A temporary asphalt plant is getting ready to crank up again near Woodland Park, over the protests of angry neighbors who claim its operators violated past promises to minimize noise and pollution.
The Teller County Planning Department, however, has rejected a complaint by the neighbors, saying the plant is complying with the terms of a conditional-use permit issued last spring.
The plant is operated by Kirkland Construction, based in Rye, south of Pueblo, and makes asphalt for a widening project on Highway 24, currently being expanded from two to four lanes between Woodland Park and Divide.
The portable plant operated for two weeks in May in an old gravel pit near the Woodland Park West subdivision, and it was scheduled to begin another two-week run this week. Its permit expires in November 2003.
As detailed in an April 18 Independent news story, the county approved the permit for the plant in March over the resistance of neighbors who formed a group called Teller County Citizens for Healthy Living. The group argued the plant would cause noise and pollution and said the county planner who reviewed the plant proposal had a possible conflict of interest because she had accepted a job with another company connected to the asphalt-making operation.

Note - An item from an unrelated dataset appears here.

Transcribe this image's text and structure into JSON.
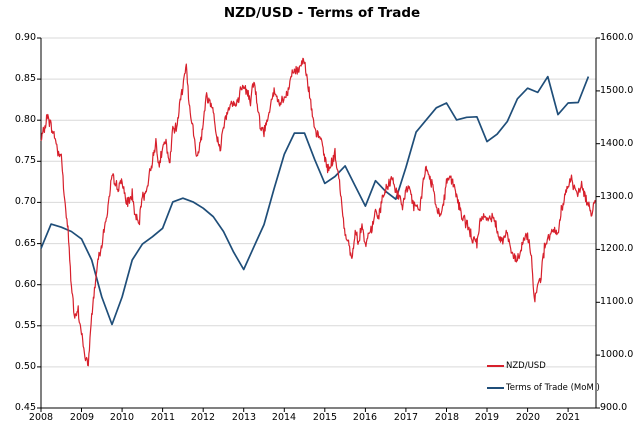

On July 31, the group made another attempt to shut down the plant by filing a complaint alleging it had violated terms of the original permit.
According to Kirkland's original presentations, the plant was supposed to be screened from its surrounding environment, operating in a pit more than 30 feet deep. But in its complaint, the citizens group alleges that the pit has been filled in, causing the plant to be clearly visible and possibly causing pollution runoff. The group submitted a videotape purporting to show smoke and dust emanating from the plant.
"It's a lot more visible than they said it was going to be," said Tim Hanes, a member of the citizens group. "There's smoke and steam and emissions . ... It blows right over my house."
Bill Johnston, the county's planning director, wrote a response to the group last week stating the county found no basis for most of the claims.
No changes have been made to the pit, Johnston says. "I've been out, personally, to this site," he said. "The topography of this site has not changed."
County staff inspected the plant's noise levels during operations in May and found them minimal, Johnston says. They also concluded that what looks like smoke in the citizens group's videotape was probably mostly steam.
Staff did find that some dust appeared to be blowing off piles of aggregate at the site. Though it's not a permit requirement, the county has asked Kirkland to water down the piles to reduce the dust, Johnston says. Kirkland has expressed its willingness to do so, he adds.
Representatives for Kirkland did not respond to messages as of press time.
Hanes, meanwhile, said the county's response "doesn't address any of our concerns. ... It's just kind of dancing around the issue."
While the citizens group's members aren't happy with the response, they also aren't surprised, Hanes says. "The county pretty much does what it wants to do, and to hell with the citizens."